Beyond the table stakes: CISO Ian Schneller on cybersecurity’s evolving role

When Ian Schneller entered the workforce in the early 1990s, cybersecurity was just emerging as a function within companies. It was a dedicated function, and where it existed at all, it served principally in a technical capacity by thwarting attacks against the organization and, to some extent, against customers. “That was really the role,” recalls Schneller, “defending against that constant onslaught of attackers, protecting the organization’s systems, information, and services…still a very, very technical role that in many cases developed from somebody working inside of it, maybe a system administrator, maybe a developer, or someone with a very technical background.”

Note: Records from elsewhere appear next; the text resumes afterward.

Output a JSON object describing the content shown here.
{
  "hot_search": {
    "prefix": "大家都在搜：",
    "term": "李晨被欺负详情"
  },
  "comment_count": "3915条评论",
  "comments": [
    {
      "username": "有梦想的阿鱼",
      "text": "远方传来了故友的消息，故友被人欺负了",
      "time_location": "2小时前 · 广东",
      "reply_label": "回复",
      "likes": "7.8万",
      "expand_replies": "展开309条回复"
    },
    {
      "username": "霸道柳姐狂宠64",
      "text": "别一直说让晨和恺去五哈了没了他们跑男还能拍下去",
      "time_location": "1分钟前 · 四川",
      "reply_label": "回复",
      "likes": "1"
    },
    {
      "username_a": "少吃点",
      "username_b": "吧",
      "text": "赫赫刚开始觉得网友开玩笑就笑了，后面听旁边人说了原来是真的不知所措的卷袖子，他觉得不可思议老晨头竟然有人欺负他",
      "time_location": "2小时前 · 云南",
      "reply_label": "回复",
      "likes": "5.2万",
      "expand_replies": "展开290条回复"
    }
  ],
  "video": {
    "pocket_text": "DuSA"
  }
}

Since then, Schneller has risen through the ranks of security operations and now serves as CISO at Health Care Service Corporation (HCSC). In 2023, he became the first CISO to win an Orbie Award in the newly created CISO category from Dallas CIO. The achievement underscores Schneller’s success in creating an innovative work environment and maintaining the integrity of sensitive information and systems across the company. As he’s risen, he has watched his field evolve. By 2017, 70% of Fortune 500 companies had employed a CISO, and the number is climbing.

Countless CISOs oversee large and sophisticated organizations that manage allthe activities that make for a secure enterprise—activities that involve more than just the technical aspects of defense, the aspects that, while still vital, are “now table stakes…not the end stake. That’s the beginning, the anteing up to play the game.”

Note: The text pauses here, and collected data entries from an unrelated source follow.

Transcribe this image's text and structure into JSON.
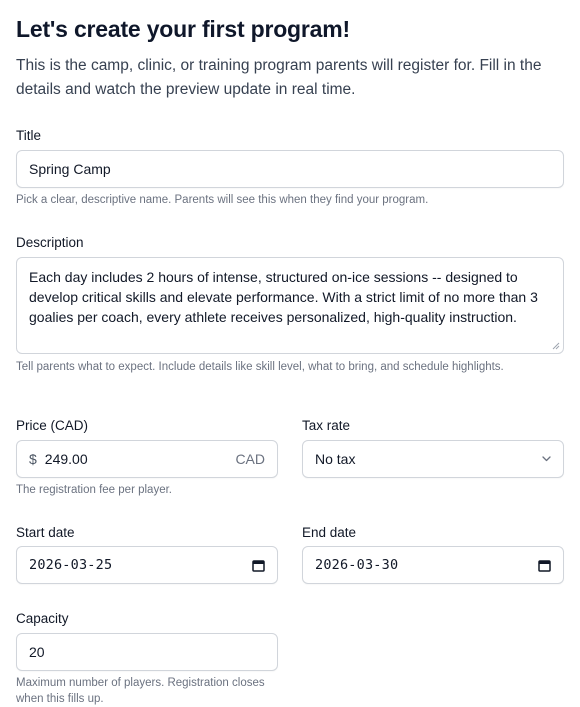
{
  "header": {
    "title": "Let's create your first program!",
    "intro": "This is the camp, clinic, or training program parents will register for. Fill in the details and watch the preview update in real time."
  },
  "fields": {
    "title": {
      "label": "Title",
      "value": "Spring Camp",
      "help": "Pick a clear, descriptive name. Parents will see this when they find your program."
    },
    "description": {
      "label": "Description",
      "value": "Each day includes 2 hours of intense, structured on-ice sessions -- designed to develop critical skills and elevate performance. With a strict limit of no more than 3 goalies per coach, every athlete receives personalized, high-quality instruction.",
      "help": "Tell parents what to expect. Include details like skill level, what to bring, and schedule highlights."
    },
    "price": {
      "label": "Price (CAD)",
      "prefix": "$",
      "value": "249.00",
      "suffix": "CAD",
      "help": "The registration fee per player."
    },
    "tax_rate": {
      "label": "Tax rate",
      "selected": "No tax"
    },
    "start_date": {
      "label": "Start date",
      "value": "2026-03-25"
    },
    "end_date": {
      "label": "End date",
      "value": "2026-03-30"
    },
    "capacity": {
      "label": "Capacity",
      "value": "20",
      "help": "Maximum number of players. Registration closes when this fills up."
    }
  },
  "icons": {
    "select_chevron": "chevron-down-icon",
    "date_picker": "calendar-icon",
    "resize_handle": "resize-handle-icon"
  },
  "colors": {
    "border": "#d1d5db",
    "help_text": "#6b7280",
    "heading": "#0f172a"
  }
}
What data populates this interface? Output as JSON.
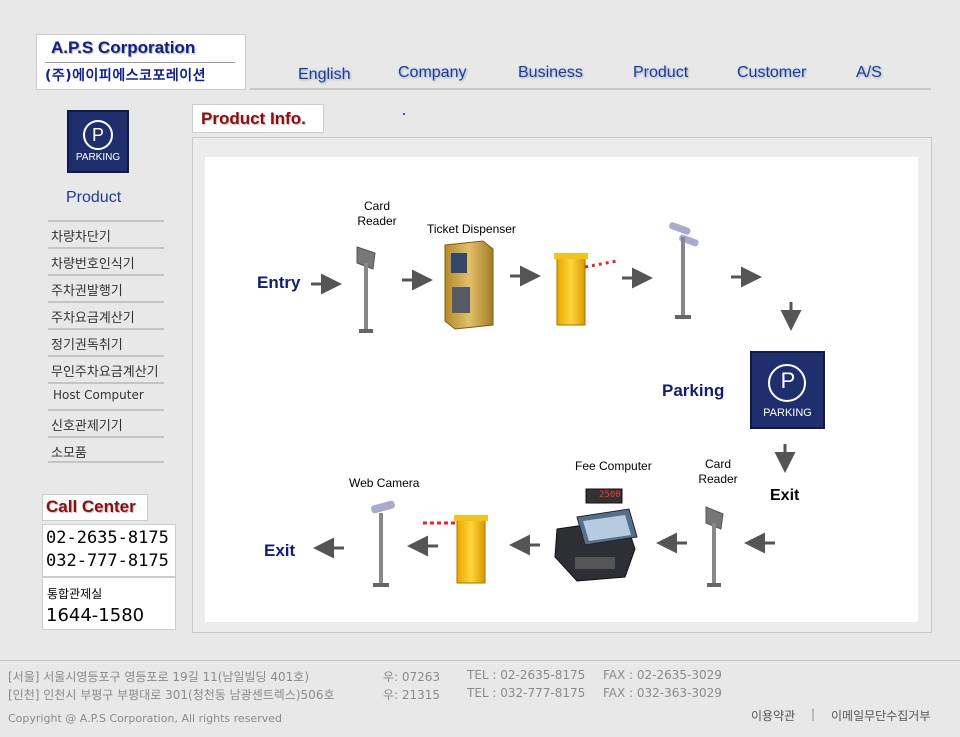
{
  "logo": {
    "en": "A.P.S Corporation",
    "ko": "(주)에이피에스코포레이션"
  },
  "nav": {
    "english": "English",
    "company": "Company",
    "business": "Business",
    "product": "Product",
    "customer": "Customer",
    "as": "A/S"
  },
  "sidebar": {
    "icon_text": "PARKING",
    "icon_letter": "P",
    "title": "Product",
    "items": [
      "차량차단기",
      "차량번호인식기",
      "주차권발행기",
      "주차요금계산기",
      "정기권독취기",
      "무인주차요금계산기",
      "Host Computer",
      "신호관제기기",
      "소모품"
    ]
  },
  "call_center": {
    "title": "Call Center",
    "phone1": "02-2635-8175",
    "phone2": "032-777-8175",
    "label": "통합관제실",
    "phone3": "1644-1580"
  },
  "product_info": {
    "title": "Product Info.",
    "diagram": {
      "entry": "Entry",
      "card_reader": "Card Reader",
      "ticket_dispenser": "Ticket Dispenser",
      "parking": "Parking",
      "parking_icon_text": "PARKING",
      "parking_icon_letter": "P",
      "exit_right": "Exit",
      "card_reader_2": "Card Reader",
      "fee_computer": "Fee Computer",
      "fee_display": "2500",
      "web_camera": "Web Camera",
      "exit_left": "Exit"
    }
  },
  "footer": {
    "seoul_addr": "[서울] 서울시영등포구 영등포로 19길 11(남일빌딩 401호)",
    "seoul_zip": "우: 07263",
    "seoul_tel": "TEL : 02-2635-8175",
    "seoul_fax": "FAX : 02-2635-3029",
    "incheon_addr": "[인천] 인천시 부평구 부평대로 301(청천동 남광센트렉스)506호",
    "incheon_zip": "우: 21315",
    "incheon_tel": "TEL : 032-777-8175",
    "incheon_fax": "FAX : 032-363-3029",
    "copyright": "Copyright @ A.P.S Corporation, All rights reserved",
    "terms": "이용약관",
    "separator": "|",
    "email_policy": "이메일무단수집거부"
  },
  "colors": {
    "brand_blue": "#12208a",
    "accent_red": "#8b0f0f",
    "nav_blue": "#1c3c9c",
    "parking_navy": "#1f2f6e"
  }
}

Data backs up Schneller’s view of how much the CISO role has changed. A recent Splunk survey, for example, observed that “86% of CISOs say their role has changed so much since they started, it’s almost a different job.”

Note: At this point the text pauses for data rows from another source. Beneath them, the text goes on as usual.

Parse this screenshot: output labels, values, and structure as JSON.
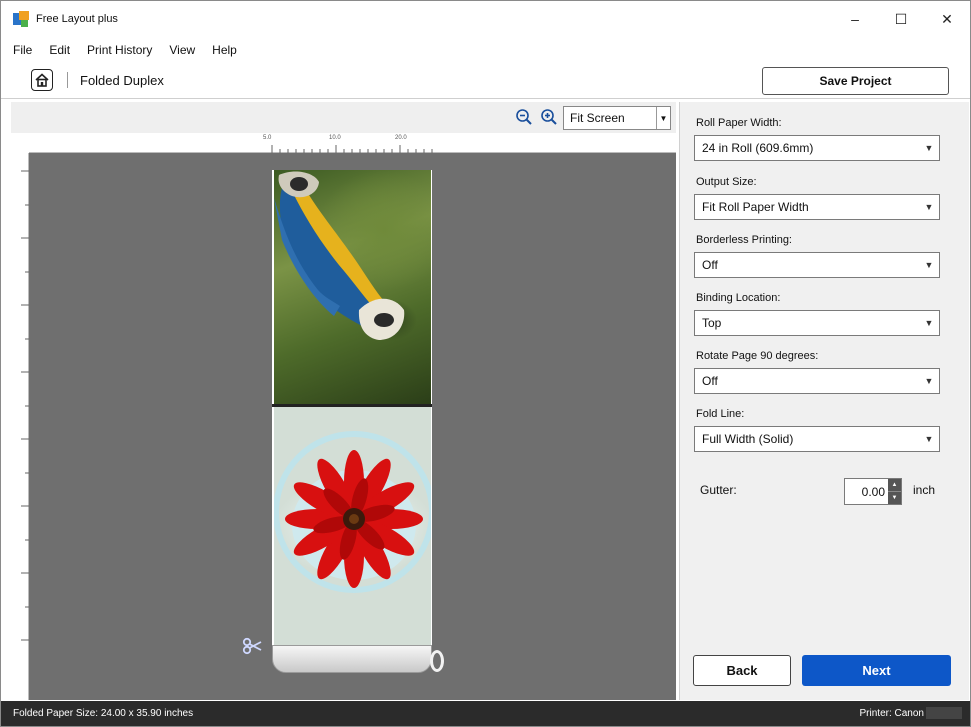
{
  "window": {
    "title": "Free Layout plus",
    "controls": {
      "minimize": "–",
      "maximize": "☐",
      "close": "✕"
    }
  },
  "menu": [
    "File",
    "Edit",
    "Print History",
    "View",
    "Help"
  ],
  "breadcrumb": {
    "home_icon": "home-icon",
    "current": "Folded Duplex"
  },
  "header": {
    "save_label": "Save Project"
  },
  "preview": {
    "zoom_value": "Fit Screen",
    "ruler_top_labels": [
      "5.0",
      "10.0",
      "20.0"
    ],
    "pages": [
      "parrot-photo",
      "gerbera-flower-photo"
    ]
  },
  "settings": {
    "roll_paper_width": {
      "label": "Roll Paper Width:",
      "value": "24 in Roll (609.6mm)"
    },
    "output_size": {
      "label": "Output Size:",
      "value": "Fit Roll Paper Width"
    },
    "borderless": {
      "label": "Borderless Printing:",
      "value": "Off"
    },
    "binding": {
      "label": "Binding Location:",
      "value": "Top"
    },
    "rotate": {
      "label": "Rotate Page 90 degrees:",
      "value": "Off"
    },
    "fold_line": {
      "label": "Fold Line:",
      "value": "Full Width (Solid)"
    },
    "gutter": {
      "label": "Gutter:",
      "value": "0.00",
      "unit": "inch"
    }
  },
  "buttons": {
    "back": "Back",
    "next": "Next"
  },
  "colors": {
    "primary": "#0d57c8",
    "canvas": "#6f6f6f",
    "statusbar": "#2b2b2b"
  },
  "status": {
    "left": "Folded Paper Size: 24.00 x 35.90 inches",
    "right": "Printer: Canon"
  }
}
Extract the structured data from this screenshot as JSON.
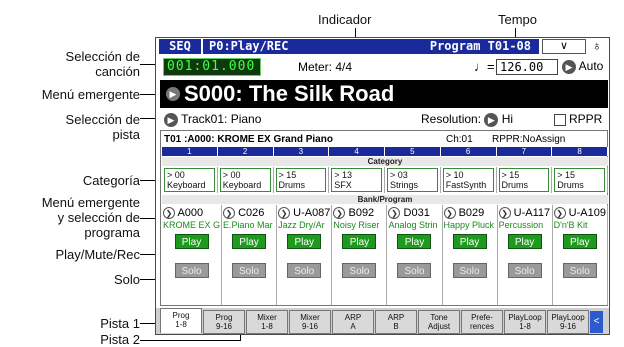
{
  "annotations": {
    "indicador": "Indicador",
    "tempo": "Tempo",
    "seleccion_cancion_1": "Selección de",
    "seleccion_cancion_2": "canción",
    "menu_emergente": "Menú emergente",
    "seleccion_pista_1": "Selección de",
    "seleccion_pista_2": "pista",
    "categoria": "Categoría",
    "menu_prog_1": "Menú emergente",
    "menu_prog_2": "y selección de",
    "menu_prog_3": "programa",
    "play_mute_rec": "Play/Mute/Rec",
    "solo": "Solo",
    "pista1": "Pista 1",
    "pista2": "Pista 2"
  },
  "title_bar": {
    "mode": "SEQ",
    "page": "P0:Play/REC",
    "tab_label": "Program T01-08",
    "menu_glyph": "∨",
    "metronome_glyph": "♁"
  },
  "locator": "001:01.000",
  "meter": "Meter:  4/4",
  "tempo": {
    "note": "♩=",
    "value": "126.00",
    "mode": "Auto"
  },
  "song": "S000: The Silk Road",
  "track_select": "Track01: Piano",
  "resolution": {
    "label": "Resolution:",
    "value": "Hi"
  },
  "rppr_label": "RPPR",
  "track_info": {
    "track": "T01 :A000: KROME EX Grand Piano",
    "channel": "Ch:01",
    "rppr": "RPPR:NoAssign"
  },
  "section_category": "Category",
  "section_bank": "Bank/Program",
  "tracks": [
    {
      "num": "1",
      "cat_num": "> 00",
      "category": "Keyboard",
      "program": "A000",
      "prog_name": "KROME EX G",
      "play": "Play",
      "solo": "Solo"
    },
    {
      "num": "2",
      "cat_num": "> 00",
      "category": "Keyboard",
      "program": "C026",
      "prog_name": "E.Piano Mar",
      "play": "Play",
      "solo": "Solo"
    },
    {
      "num": "3",
      "cat_num": "> 15",
      "category": "Drums",
      "program": "U-A087",
      "prog_name": "Jazz Dry/Ar",
      "play": "Play",
      "solo": "Solo"
    },
    {
      "num": "4",
      "cat_num": "> 13",
      "category": "SFX",
      "program": "B092",
      "prog_name": "Noisy Riser",
      "play": "Play",
      "solo": "Solo"
    },
    {
      "num": "5",
      "cat_num": "> 03",
      "category": "Strings",
      "program": "D031",
      "prog_name": "Analog Strin",
      "play": "Play",
      "solo": "Solo"
    },
    {
      "num": "6",
      "cat_num": "> 10",
      "category": "FastSynth",
      "program": "B029",
      "prog_name": "Happy Pluck",
      "play": "Play",
      "solo": "Solo"
    },
    {
      "num": "7",
      "cat_num": "> 15",
      "category": "Drums",
      "program": "U-A117",
      "prog_name": "Percussion",
      "play": "Play",
      "solo": "Solo"
    },
    {
      "num": "8",
      "cat_num": "> 15",
      "category": "Drums",
      "program": "U-A109",
      "prog_name": "D'n'B Kit",
      "play": "Play",
      "solo": "Solo"
    }
  ],
  "tabs": [
    {
      "l1": "Prog",
      "l2": "1-8"
    },
    {
      "l1": "Prog",
      "l2": "9-16"
    },
    {
      "l1": "Mixer",
      "l2": "1-8"
    },
    {
      "l1": "Mixer",
      "l2": "9-16"
    },
    {
      "l1": "ARP",
      "l2": "A"
    },
    {
      "l1": "ARP",
      "l2": "B"
    },
    {
      "l1": "Tone",
      "l2": "Adjust"
    },
    {
      "l1": "Prefe-",
      "l2": "rences"
    },
    {
      "l1": "PlayLoop",
      "l2": "1-8"
    },
    {
      "l1": "PlayLoop",
      "l2": "9-16"
    }
  ],
  "tab_arrow": "<"
}
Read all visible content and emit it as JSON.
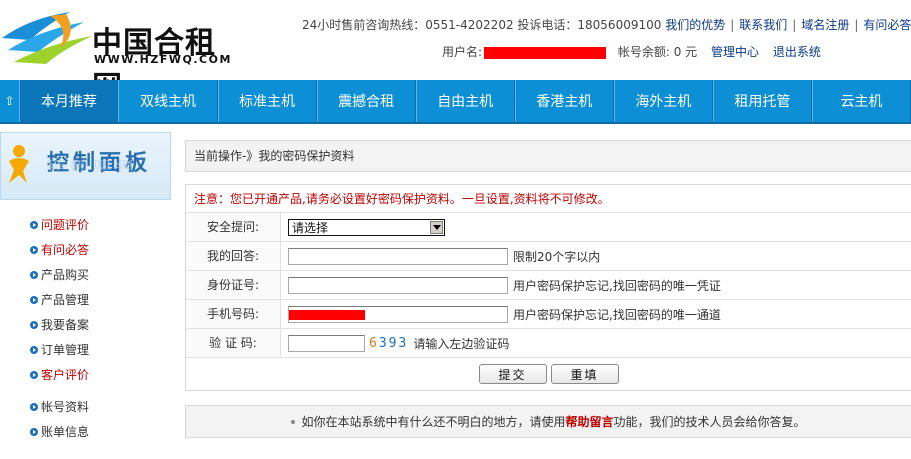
{
  "header": {
    "logo_cn": "中国合租网",
    "logo_url": "WWW.HZFWQ.COM",
    "hotline_text": "24小时售前咨询热线：0551-4202202 投诉电话：18056009100",
    "links": [
      "我们的优势",
      "联系我们",
      "域名注册",
      "有问必答",
      "代"
    ],
    "username_label": "用户名:",
    "balance_text": "帐号余额: 0 元",
    "admin_link": "管理中心",
    "logout_link": "退出系统"
  },
  "nav": {
    "items": [
      "本月推荐",
      "双线主机",
      "标准主机",
      "震撼合租",
      "自由主机",
      "香港主机",
      "海外主机",
      "租用托管",
      "云主机"
    ],
    "active_index": 0
  },
  "sidebar": {
    "panel_title": "控制面板",
    "group1": [
      {
        "label": "问题评价",
        "red": true
      },
      {
        "label": "有问必答",
        "red": true
      },
      {
        "label": "产品购买",
        "red": false
      },
      {
        "label": "产品管理",
        "red": false
      },
      {
        "label": "我要备案",
        "red": false
      },
      {
        "label": "订单管理",
        "red": false
      },
      {
        "label": "客户评价",
        "red": true
      }
    ],
    "group2": [
      {
        "label": "帐号资料",
        "red": false
      },
      {
        "label": "账单信息",
        "red": false
      }
    ]
  },
  "main": {
    "breadcrumb": "当前操作-》我的密码保护资料",
    "notice": "注意：您已开通产品,请务必设置好密码保护资料。一旦设置,资料将不可修改。",
    "fields": {
      "question": {
        "label": "安全提问:",
        "selected": "请选择"
      },
      "answer": {
        "label": "我的回答:",
        "value": "",
        "hint": "限制20个字以内"
      },
      "idcard": {
        "label": "身份证号:",
        "value": "",
        "hint": "用户密码保护忘记,找回密码的唯一凭证"
      },
      "phone": {
        "label": "手机号码:",
        "hint": "用户密码保护忘记,找回密码的唯一通道"
      },
      "captcha": {
        "label": "验 证 码:",
        "value": "",
        "code": [
          "6",
          "3",
          "9",
          "3"
        ],
        "hint": "请输入左边验证码"
      }
    },
    "submit_label": "提交",
    "reset_label": "重填",
    "help": {
      "prefix": "如你在本站系统中有什么还不明白的地方，请使用",
      "link": "帮助留言",
      "suffix": "功能，我们的技术人员会给你答复。"
    }
  },
  "colors": {
    "nav_bg": "#0d8fd6",
    "nav_active": "#0a75b9",
    "notice_red": "#c00000",
    "link_blue": "#0a3a8a",
    "redaction": "#ff0000"
  }
}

Here are what Schneller believes are the five key tenets that CISOs need to embrace for the role as it exists today:

1. Recognize the scope of the CISO role

Recognizing how comprehensive the role is today, says Schneller, is the first tenet for becoming, or finding, a strong CISO. Early on, it was enough that CISOs protected their companies and customers, and mostly they could do so on their own. To defend the organization today, CISOs must coordinate with leaders across the enterprise and, in a sense, with every employee.